Но она и в эту ночь еще не наступила, хотя иногда больному, видимо, становилось до того тяжко, что казалось, агония уже началась.
Утром Пузырев что-то написал пером на лоскутке бумажки и с написанным пришел к домовладельцам.
– Я не могу ни на минуту оставить моего друга, – сказал он, – но вот телеграмма, которую прошу вас сейчас же отправить. Пожалуйста, прочитайте ее сперва, так как в ней выражена и косвенная просьба к вам.
– Просьба к нам? – переспросили в один голос Любарский и его жена.
– Прочитайте.
Они развернули листок, и вот что там значилось:
«Варшава,
„Европейская гостиница“.
Ивану Александровичу Хмурову. Приходится плохо, совсем конец. Если умру, домовладельцы Любарские перешлют тебе свидетельство и другие документы.
Пузырев».
И тут же он передал им довольно объемистый пакет, впрочем незапечатанный.
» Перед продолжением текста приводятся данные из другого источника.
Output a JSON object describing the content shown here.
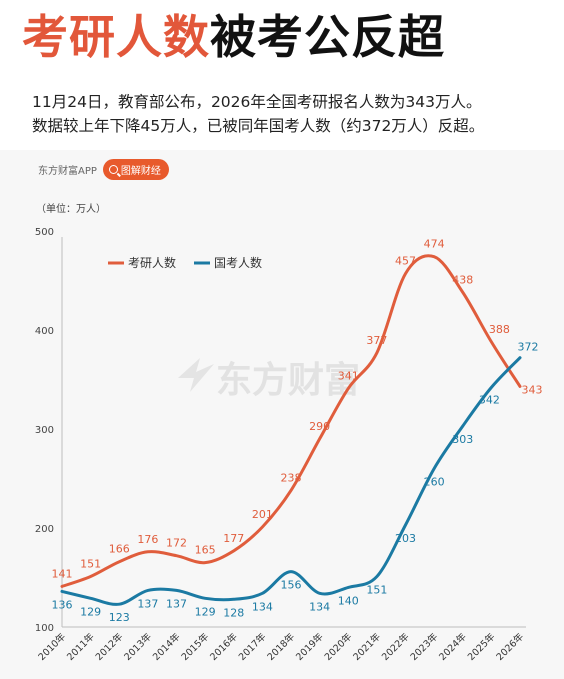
{
  "headline": {
    "part_red": "考研人数",
    "part_black": "被考公反超"
  },
  "subtitle": {
    "line1": "11月24日，教育部公布，2026年全国考研报名人数为343万人。",
    "line2": "数据较上年下降45万人，已被同年国考人数（约372万人）反超。"
  },
  "brand": {
    "app_name": "东方财富APP",
    "pill_label": "图解财经",
    "watermark": "东方财富"
  },
  "colors": {
    "kaoyan": "#e05d3c",
    "guokao": "#1b7aa3",
    "accent": "#e85a2c"
  },
  "chart_data": {
    "type": "line",
    "unit_label": "（单位：万人）",
    "categories": [
      "2010年",
      "2011年",
      "2012年",
      "2013年",
      "2014年",
      "2015年",
      "2016年",
      "2017年",
      "2018年",
      "2019年",
      "2020年",
      "2021年",
      "2022年",
      "2023年",
      "2024年",
      "2025年",
      "2026年"
    ],
    "series": [
      {
        "name": "考研人数",
        "values": [
          141,
          151,
          166,
          176,
          172,
          165,
          177,
          201,
          238,
          290,
          341,
          377,
          457,
          474,
          438,
          388,
          343
        ]
      },
      {
        "name": "国考人数",
        "values": [
          136,
          129,
          123,
          137,
          137,
          129,
          128,
          134,
          156,
          134,
          140,
          151,
          203,
          260,
          303,
          342,
          372
        ]
      }
    ],
    "ylim": [
      100,
      500
    ],
    "yticks": [
      100,
      200,
      300,
      400,
      500
    ],
    "grid": false,
    "legend_position": "top-left"
  }
}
В удивлении взял его в руки Любарский и вертел, не зная, что с ним делать?
XXVI. Отъезд
В пакете лежал страховой полис на имя Ильи Максимовича Пузырева с бланковою надписью, сделанною тою же рукою, которою была написана телеграмма, еще какой-то запечатанный конверт, адресованный тому лицу в Варшаву, что и депеша, и, наконец, записка следующего содержания:
«Покорнейше прошу господ Любарских, наших домовладельцев в Ялте, в случае кончины моей немедленно же отправить прилагаемый страховой полис общества „Урбэн“ и письмо в город Варшаву, на имя Ивана Александровича Хмурова, проживающего там в „Европейской гостинице“.
Илья Максимович Пузырев».
Прочитав эту записку, Любарский склонил голову в знак согласия, а потом спросил:
– Как провел ночь ваш друг?
– Ужасно, – ответил с глубоким сокрушением. Пузырев. – И он, и я имели покой только до полуночи и с тех пор глаз не сомкнули. Но я боюсь оставлять его одного. Пожалуйста, распорядитесь сейчас же насчет депеши, вот деньги; а я должен вернуться к нему.
– Вы ждете к себе доктора? – спросил участливо Любарский, провожая гостя до дверей.
– Да, Иван Павлович хотел быть.
Но ни в этот день, ни даже в последующий Страстин еще не скончался. Врач, действуя на успокоение больного, доставлял ему некоторый отдых и сем давал силы дольше бороться с ужасною, неизлечимою болезнью.
Пузыреву поминутно казалось, что наступила агония, но хриплое дыхание и полузабытье больного были в прямой связи с его ужасными страданиями.